Entirely correct, for instance see
https://developer.android.com/training/data-storage/shared/d...
This was discussed yesterday:
https://news.ycombinator.com/item?id=43970959
This is exactly why the EU's Digital Markets Act exists. And why it needs teeth. Google disabling Nextcloud's all-files access on Android, while quietly letting its own apps and big corporate players keep it, isn't about "security". It's about control. Nextcloud is a European, privacy-first alternative built on open standards and that can be fully aligned with GDPR requirements. Blocking its core functionality while favouring your own services is a textbook abuse of platform power. Android was supposed to be open, but moves like this show it (at least the Play Services verison) is just another walled garden. If the EU is serious about digital sovereignty and fair competition, this is the kind of behaviour that must be stopped. Otherwise, no European tech, no matter how compliant, open, or user-friendly, stands a chance.

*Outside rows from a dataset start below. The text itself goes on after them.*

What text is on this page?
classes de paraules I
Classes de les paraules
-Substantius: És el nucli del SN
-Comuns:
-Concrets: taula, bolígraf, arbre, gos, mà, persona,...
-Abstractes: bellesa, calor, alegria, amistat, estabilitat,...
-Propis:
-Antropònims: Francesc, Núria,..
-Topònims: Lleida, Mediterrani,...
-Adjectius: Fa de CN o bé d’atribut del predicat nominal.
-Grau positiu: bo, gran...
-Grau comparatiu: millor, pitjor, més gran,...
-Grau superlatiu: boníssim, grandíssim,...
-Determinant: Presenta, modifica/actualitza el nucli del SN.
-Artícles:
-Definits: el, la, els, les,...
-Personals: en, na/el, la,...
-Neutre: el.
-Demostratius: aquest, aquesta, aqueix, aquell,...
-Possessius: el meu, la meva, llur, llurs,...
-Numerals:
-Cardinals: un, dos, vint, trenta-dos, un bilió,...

What apps in Google's ecosystem have the "all files" permission? Google Drive certainly doesn't. The "upload" button on GDrive prompts you to select a file just like NextCloud does.
The "sync just one folder" functionality exists in SAF without any high-risk permissions. Migration of existing profiles may be a pain (as the user would need to grant permission on the folder when switching to the new API).
Synchronisation of the entire virtual storage, the download folder, or any extra folders vendors like Samsung might've added to the blacklist, isn't possible with the new API, but it's also not possible with Google's own services. The DMA only requires Google not to be put in a special position; as long as they don't offer such a feature, they don't need to offer it to NextCloud.
Waiting for the nitpicker crowd "you can install AOSP and/or sideload APKs easily, so there is no incumbent abuse here!", just like we had them for IE (you can install another browser) and iPhone (you can buy another brand).
Edit: oh we already have them in the other submission
Just use e/os ! ;)
Maybe something else instead. e/os famously leaves the bootloader gaping open after the installation (looks like relocking is only supported on Fairphones), is very late to release anything (their most recent ROM is still based on AOSP 14!), inc.securty updates.
Doesn't sound like a serious project.
what else?
i'd rather have secure, stable and slow. i don't know about locking the bootloader (do you have a reference to that? i'd like to read up on it). but i don't care that their rom is always the most recent one.
what matters is that e/OS is the only rom i am aware of that combines usability with security. graphene OS doesn't count because it is only available on pixel phones and therefore very limited in applicability. others i don't know.
Yeah it's the "less space than a Nomad" people
I know, I used to be one of those
Mobile is a second class operating system platform. A browser or OS you use on a desktop can easily be configured to block/filter things. Mobile users are exposed to popups/malware/DNS hijacking daily. If they didn't, mobile would not be the gravy train of clicks for advertisers.
Goddammit Pichai. We had something mediocre, why enshitify it to the oblivion?
I would like to have both options: Full file access and controlled access. I guess not eveyrone wants nextcloud full file sync.
But yes this is shitty regarding google.
Dupe (250 points, 170 comments): https://news.ycombinator.com/item?id=43970959
Arguably the originator's blog post has some individual merit beyond an article from a tech news aggregator.
Google's former motto, "Don't be evil," was a key part of their corporate code of conduct, emphasizing ethical and transparent business practices. In 2015 the motto was removed, since then we are in their clutches. Now they are like Microsoft, that's the reason Nextcloud was created!
Google abusing their power, as usual. I guess Google Drive doesnt have these restrictions, does it? It's time the Europeans move together against these blatant antitrust violations.
damn this hits hard, i always feel locked out when stuff gets taken away like that - you ever wonder if tech shifts like this actually give us more control or just pull it away?